En Quito, la paciencia fue la divisa de cambio en medio de la aglomeración de la mañana. No hubo comerciantes vendiendo espumilla, ni frituras de toda ralea —apenas unos pocos plastificadores ofertaban su servicio. Hubo, sí, muchos policías y militares, dando indicaciones, mostrando el camino a las juntas del voto, discutiendo con los votantes por la distancia, la mascarilla, alargando los procedimientos de entrada y salida que hicieron que, al menos durante la mitad del día de las votaciones, las colas se multiplicaran cuadra por cuadra, dieran vueltas y, en ciertos recintos, empezaran donde también terminaban. A pesar de que se esperaba un alto ausentismo por el miedo a la propagación del covid-19, la gente salió a votar. Fueron jóvenes y viejos, familias enteras. Cautelosas, solitarios, dubitativos y resueltas poblaron las veredas, entraron a las juntas, mostraron su cédula y el rostro (por unos breves segundos, apenas), y fueron detrás de los pequeños biombos para cumplir con la obligación y ejercer el derecho. Con más del 97% de los votos escrutados, se contaba cerca de los niveles de 2017, la anterior elección presidencial —en la que, obviedad, no había pandemia.

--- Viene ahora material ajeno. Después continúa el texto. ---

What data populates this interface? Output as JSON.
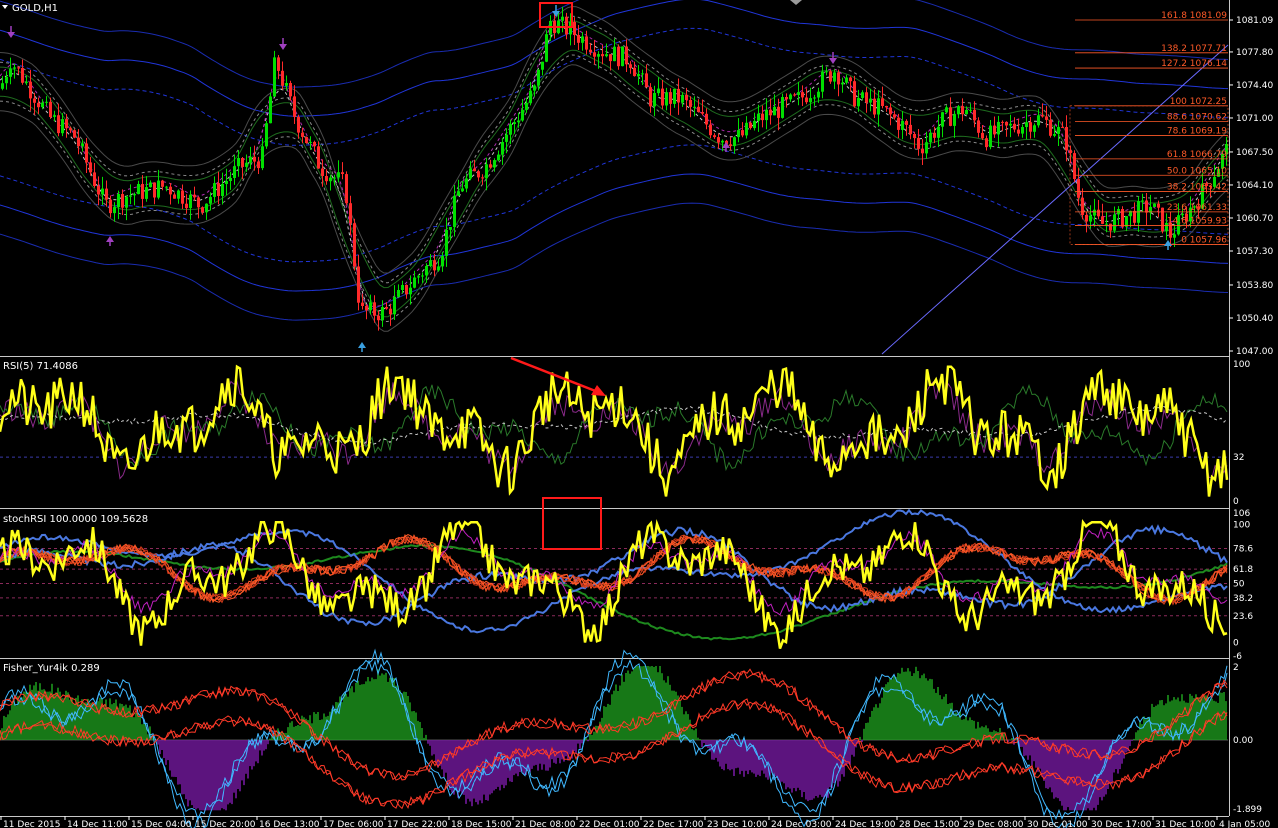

A las cinco de la tarde, como en cualquier otro año, las sirenas sonaron en todo el Ecuador. En Quito, fue un bramido continuo y persistente, distinto a la intermitencia alarmante de esas otras sirenas que los quiteños han escuchado con angustia en los últimos once meses —las que anuncian que los hospitales se siguen llenando, que las unidades de cuidados intensivos ya no dan abasto. La de la tarde de hoy, en cambio, anunciaba que las votaciones se cerraron. Las calles se vaciaron, como en los peores días de la emergencia sanitaria, pero ya no por miedo a la propagación del covid-19, sino por la expectativa de los resultados electorales.